In fact, a 2010 research study showed that chronic gastrointestinal inflammation is caused by anxiety-like behavior [6], and the results in a 2014 research review [7] led researchers to think that changes in the gut microbiome may contribute to anxiety and other mental health conditions, including depression. 

These research studies separately evaluated the effects on the brain from several factors, such as changes to gut bacteria and gut inflammation of the brain, and both suggested discovering an association between the gut and anxiety.

Taking prebiotic supplements for mental wellness

With the findings from research studies revolving around the gut and brain, they help solidify the primary connection between the two important body functions. 

Taking prebiotic supplements regularly is found to reduce anxiety levels, and people may benefit from taking them to support their overall mental well-being. 

While probiotics provide live organisms and strains of bacteria that add to the good microbes that are present in your gut, prebiotics is more similar to fertilizers, on the other hand.
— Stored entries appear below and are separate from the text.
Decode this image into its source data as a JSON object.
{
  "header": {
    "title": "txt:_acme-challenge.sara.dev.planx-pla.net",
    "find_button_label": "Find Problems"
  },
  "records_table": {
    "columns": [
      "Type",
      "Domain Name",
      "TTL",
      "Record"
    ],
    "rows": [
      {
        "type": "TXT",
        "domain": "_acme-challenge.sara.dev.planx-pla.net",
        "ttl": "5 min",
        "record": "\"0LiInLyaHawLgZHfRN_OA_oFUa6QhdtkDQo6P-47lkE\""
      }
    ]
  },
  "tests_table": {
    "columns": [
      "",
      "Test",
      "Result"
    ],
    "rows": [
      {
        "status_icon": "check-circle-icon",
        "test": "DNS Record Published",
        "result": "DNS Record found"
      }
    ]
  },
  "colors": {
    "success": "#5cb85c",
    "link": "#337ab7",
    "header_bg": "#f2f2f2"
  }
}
When taken, prebiotics can stimulate and boost the growth of good bacteria in your gut.

As we unravel the close relationships between the gut and brain, it is wise to keep tabs on your gut health to positively impact your mental health as well. 


  • Surprisingly, there is an intimate, two-way line relationship between the gut and the brain, which is called the gut-brain axis.
  • The composition of your gut microbiota (or the diverse community of microorganisms living in the gut, whether good or bad) can affect mood, which is also linked to anxiety and depression.
  • As the composition of your gut microbiota affects some brain functions, taking prebiotics, which feed “friendly” bacteria in the gut, can aid in relieving depression in healthy adults.
  • One notable study in clinical trials in humans backed up the claim and suggested that a type of prebiotic may also lower anxiety in some females in late adolescence through changes in the gut microbiota.